We flew from London Heathrow (LHR) to Kuala Lumpur, Malaysia (KUL) with a transit in Muscat, Oman (MCT).
The flight arrived late in Oman, that Consu and myself sprinted from one gate to the other gate to catch the connecting flight.
It was not too far between the two gates and planes. So we thought the suitcases will be fine being transferred over to the new plane. We were wrong.
When we arrived in Kuala Lumpur airport, we waited for our baggage at the carousel. It was the longest hour we ever lived!
So we filed a missing-luggage report with the airport’s authorities and showed them pictures of the bags for identification. Good thing we’ve wrapped and placed A4 sized labels on both bags!
That makes it a lot easier for them to identify and dispatch the bags back to us in Kuala Lumpur. So, we survived 5 days and 4 nights without any fresh clothes, toiletries and necessities.
Some of the passengers didn’t manage to get their suitcases back, they all went missing or might have been misplaced! Yikes!
When that happens, it’ll take anywhere from 1 week to 1 month before you get your luggage back, if you’re lucky.
This was how we wrapped our suitcases, with BIG labels!
Protect it from stains!
Just imagine on a rainy season, and the tarmac is all wet and muddy from heavy airport traffic.
If the baggage handler accidentally drop your bag onto the floor while transferring them, it’ll definitely get stained! Euww!
My favorite Samsonite
My bright-red Samsonite duffle bag got stained when I first bought it. The handlers probably dragged it along a conveyor somewhere that it caught a patch of heavy-grease.

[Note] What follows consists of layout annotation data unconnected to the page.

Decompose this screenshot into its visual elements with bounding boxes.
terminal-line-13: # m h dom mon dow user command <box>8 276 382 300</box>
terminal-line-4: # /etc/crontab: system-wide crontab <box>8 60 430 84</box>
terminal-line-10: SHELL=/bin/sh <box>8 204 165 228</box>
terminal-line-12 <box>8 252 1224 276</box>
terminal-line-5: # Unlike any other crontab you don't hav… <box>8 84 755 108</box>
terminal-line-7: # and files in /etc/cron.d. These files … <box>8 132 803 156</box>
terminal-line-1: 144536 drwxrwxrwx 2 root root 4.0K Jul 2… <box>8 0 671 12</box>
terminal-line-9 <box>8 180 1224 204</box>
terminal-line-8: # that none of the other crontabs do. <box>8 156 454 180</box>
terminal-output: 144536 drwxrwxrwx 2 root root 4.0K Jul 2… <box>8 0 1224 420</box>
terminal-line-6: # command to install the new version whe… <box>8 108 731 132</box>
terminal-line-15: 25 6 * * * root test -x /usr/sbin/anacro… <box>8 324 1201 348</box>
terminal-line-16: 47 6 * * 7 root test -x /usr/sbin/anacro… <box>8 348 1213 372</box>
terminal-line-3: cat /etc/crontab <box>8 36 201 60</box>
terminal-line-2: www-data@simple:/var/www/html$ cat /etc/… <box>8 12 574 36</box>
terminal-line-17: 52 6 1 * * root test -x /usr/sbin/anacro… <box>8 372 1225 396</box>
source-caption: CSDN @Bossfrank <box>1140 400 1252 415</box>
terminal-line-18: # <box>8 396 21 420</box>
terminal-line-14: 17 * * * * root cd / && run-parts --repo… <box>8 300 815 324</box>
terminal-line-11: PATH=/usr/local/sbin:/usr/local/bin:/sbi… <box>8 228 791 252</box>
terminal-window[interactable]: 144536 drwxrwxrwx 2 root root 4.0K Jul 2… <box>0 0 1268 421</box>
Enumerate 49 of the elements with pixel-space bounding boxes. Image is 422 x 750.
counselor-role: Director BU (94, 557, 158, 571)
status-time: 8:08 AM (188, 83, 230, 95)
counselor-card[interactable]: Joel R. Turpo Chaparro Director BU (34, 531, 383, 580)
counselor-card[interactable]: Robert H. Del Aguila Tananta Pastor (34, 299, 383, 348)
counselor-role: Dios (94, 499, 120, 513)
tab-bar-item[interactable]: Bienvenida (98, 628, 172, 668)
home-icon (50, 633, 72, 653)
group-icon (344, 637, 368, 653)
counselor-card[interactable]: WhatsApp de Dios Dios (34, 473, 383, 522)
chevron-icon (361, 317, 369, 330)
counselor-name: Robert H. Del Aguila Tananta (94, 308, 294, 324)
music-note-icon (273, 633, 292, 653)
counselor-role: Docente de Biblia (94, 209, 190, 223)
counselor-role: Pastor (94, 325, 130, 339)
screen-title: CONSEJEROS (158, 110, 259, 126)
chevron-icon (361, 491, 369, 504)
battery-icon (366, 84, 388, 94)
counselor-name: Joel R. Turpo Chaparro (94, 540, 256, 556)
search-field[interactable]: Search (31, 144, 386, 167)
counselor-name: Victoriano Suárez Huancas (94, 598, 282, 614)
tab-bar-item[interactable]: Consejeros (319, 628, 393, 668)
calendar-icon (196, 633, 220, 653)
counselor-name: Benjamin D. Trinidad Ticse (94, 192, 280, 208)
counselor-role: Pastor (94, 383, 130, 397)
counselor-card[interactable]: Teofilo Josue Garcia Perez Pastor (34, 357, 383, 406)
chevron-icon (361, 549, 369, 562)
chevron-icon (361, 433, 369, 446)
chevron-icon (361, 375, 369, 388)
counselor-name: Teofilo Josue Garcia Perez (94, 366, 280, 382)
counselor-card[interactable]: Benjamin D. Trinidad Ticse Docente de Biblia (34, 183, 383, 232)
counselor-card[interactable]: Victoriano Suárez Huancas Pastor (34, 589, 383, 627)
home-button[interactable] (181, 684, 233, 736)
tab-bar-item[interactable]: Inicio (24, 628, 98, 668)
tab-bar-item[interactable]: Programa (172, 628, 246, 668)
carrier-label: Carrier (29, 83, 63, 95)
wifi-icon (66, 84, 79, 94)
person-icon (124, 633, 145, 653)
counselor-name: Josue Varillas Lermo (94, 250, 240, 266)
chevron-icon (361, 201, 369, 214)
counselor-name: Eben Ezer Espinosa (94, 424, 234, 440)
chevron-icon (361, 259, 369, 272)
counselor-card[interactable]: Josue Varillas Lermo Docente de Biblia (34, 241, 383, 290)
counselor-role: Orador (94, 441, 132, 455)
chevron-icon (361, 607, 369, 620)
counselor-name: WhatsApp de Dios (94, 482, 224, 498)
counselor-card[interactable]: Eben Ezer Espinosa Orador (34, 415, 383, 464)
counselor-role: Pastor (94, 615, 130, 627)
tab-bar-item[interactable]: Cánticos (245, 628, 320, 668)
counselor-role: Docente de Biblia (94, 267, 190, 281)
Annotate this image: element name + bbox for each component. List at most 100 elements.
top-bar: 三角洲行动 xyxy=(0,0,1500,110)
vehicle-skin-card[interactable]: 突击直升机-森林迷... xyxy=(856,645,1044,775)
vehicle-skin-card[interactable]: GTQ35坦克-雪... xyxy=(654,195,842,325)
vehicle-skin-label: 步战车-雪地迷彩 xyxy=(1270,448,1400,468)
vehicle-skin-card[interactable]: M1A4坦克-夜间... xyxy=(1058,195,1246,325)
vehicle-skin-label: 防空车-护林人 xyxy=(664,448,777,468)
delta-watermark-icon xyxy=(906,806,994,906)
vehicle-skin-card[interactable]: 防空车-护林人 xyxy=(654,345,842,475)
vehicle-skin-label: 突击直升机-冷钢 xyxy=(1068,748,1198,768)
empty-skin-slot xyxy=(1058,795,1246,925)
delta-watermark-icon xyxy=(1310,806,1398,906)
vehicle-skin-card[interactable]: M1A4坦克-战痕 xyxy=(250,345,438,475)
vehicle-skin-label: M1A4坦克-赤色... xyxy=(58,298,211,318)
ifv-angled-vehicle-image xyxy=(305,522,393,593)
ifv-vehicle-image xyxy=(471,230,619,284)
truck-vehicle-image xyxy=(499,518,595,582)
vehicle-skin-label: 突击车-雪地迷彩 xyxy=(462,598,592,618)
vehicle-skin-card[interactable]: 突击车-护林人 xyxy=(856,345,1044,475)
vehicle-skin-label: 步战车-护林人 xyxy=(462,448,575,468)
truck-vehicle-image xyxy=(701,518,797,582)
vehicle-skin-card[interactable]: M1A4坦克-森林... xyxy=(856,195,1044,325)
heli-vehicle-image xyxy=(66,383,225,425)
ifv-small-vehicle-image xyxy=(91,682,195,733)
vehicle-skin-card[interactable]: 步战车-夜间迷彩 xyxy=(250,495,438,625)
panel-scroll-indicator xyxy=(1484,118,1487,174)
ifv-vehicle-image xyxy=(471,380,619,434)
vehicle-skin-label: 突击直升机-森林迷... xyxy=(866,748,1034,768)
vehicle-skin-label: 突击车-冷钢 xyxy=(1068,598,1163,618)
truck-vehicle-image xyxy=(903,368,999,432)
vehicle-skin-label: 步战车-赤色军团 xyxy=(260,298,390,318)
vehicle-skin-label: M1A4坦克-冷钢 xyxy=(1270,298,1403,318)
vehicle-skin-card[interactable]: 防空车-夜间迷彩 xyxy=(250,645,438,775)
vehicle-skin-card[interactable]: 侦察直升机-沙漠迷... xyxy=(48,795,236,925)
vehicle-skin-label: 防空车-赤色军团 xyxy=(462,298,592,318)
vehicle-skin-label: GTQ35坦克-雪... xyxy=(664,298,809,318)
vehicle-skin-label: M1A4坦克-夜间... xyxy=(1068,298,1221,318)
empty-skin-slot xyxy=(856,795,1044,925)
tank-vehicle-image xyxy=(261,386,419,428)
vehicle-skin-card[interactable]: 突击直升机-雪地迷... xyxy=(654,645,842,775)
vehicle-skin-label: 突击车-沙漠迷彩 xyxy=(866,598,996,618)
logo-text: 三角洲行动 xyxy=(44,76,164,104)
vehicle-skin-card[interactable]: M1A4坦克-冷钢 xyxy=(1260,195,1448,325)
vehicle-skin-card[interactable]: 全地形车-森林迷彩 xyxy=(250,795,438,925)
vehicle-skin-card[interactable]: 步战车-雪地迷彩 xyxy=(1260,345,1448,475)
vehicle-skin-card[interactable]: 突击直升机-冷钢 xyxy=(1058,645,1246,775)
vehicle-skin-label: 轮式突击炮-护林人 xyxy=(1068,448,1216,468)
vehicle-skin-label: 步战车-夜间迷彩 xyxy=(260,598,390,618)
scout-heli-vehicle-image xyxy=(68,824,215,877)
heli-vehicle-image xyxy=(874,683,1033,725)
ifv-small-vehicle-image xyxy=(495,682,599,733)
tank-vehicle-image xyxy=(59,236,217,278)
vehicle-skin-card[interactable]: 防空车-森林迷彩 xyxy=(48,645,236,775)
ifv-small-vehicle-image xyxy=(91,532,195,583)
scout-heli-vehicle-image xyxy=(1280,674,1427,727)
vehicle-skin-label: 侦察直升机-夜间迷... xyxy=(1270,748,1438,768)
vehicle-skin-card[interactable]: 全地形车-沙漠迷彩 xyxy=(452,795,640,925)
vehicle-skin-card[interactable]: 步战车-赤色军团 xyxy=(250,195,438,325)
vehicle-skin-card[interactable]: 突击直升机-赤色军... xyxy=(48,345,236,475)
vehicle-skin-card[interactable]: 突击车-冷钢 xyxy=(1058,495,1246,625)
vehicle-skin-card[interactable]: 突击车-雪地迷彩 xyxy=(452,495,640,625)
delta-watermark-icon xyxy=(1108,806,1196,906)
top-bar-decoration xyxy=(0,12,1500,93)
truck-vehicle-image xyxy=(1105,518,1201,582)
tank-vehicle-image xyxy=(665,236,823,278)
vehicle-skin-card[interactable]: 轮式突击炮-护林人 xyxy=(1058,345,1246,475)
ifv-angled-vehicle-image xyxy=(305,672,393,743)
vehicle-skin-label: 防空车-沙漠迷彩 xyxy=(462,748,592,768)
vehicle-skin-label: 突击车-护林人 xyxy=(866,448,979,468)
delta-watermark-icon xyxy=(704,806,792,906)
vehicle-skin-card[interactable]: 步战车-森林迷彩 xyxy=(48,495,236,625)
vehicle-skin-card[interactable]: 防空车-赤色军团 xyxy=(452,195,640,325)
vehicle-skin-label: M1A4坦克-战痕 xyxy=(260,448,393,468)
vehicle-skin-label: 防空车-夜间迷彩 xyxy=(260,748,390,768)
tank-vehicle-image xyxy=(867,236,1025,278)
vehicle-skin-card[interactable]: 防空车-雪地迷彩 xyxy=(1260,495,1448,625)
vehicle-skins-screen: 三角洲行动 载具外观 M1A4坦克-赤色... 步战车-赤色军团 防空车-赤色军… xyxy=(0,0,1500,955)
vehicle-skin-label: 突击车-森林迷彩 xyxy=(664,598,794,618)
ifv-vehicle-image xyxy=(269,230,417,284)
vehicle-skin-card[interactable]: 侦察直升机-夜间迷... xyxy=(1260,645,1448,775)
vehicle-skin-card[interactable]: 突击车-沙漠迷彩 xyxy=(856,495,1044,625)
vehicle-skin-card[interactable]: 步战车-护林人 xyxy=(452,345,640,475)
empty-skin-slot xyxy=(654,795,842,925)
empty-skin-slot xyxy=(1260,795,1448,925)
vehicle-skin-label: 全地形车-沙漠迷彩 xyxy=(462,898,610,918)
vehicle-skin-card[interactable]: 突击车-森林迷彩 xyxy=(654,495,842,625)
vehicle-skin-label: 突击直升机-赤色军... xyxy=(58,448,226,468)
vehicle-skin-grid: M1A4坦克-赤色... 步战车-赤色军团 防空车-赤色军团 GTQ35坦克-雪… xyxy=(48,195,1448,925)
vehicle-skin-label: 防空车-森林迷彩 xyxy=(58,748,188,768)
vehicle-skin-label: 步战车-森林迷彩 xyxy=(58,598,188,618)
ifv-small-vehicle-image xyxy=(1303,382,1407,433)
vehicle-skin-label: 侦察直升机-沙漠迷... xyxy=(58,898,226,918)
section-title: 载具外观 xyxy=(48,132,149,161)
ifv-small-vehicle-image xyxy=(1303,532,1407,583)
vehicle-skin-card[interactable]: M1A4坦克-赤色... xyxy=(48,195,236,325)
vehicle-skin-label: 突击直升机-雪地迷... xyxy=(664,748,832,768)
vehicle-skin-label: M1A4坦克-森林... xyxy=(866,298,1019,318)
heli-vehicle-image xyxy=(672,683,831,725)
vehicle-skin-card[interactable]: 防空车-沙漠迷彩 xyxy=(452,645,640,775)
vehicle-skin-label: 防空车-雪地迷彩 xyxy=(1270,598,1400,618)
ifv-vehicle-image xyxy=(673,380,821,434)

The wrapping probably got worn off by the 3 plane transfers on my journey from Kuala Lumpur (KUL) to Los Angeles (LAX).
I couldn’t imagine not having the wrappings, the bag would probably end up in a landfill somewhere by now.
The bottom line
So if you wish to secure your suitcase, get the “Pallet Stretch Wrap Cling Film” from packaging stores near you. Or just Google the keyword and click on the Shopping tab below the search field.
You’ll save a lot more than paying a lot of money getting the wrappings done at the airport. Plus, you’ll get a good amount of workout wrapping your own bag, ideally with a partner to assist you. One person hold the wrapper roll, the other maneuver the bag.
We usually have a roll of this cling-film handy in storage for our spontaneous travels. A single roll of about 250 metres long could last us 3-4 trips of 2 suitcases travelling together.
It usually costs about £10.00/roll, so that works out to be about £2.50/trip or £1.25/suitcase per way, in comparison to airport bag wrapping services charging £15-20/suitcase per way.
Of course, you could also just pay the commercial rates and watch their fancy machine wrap the bags for you.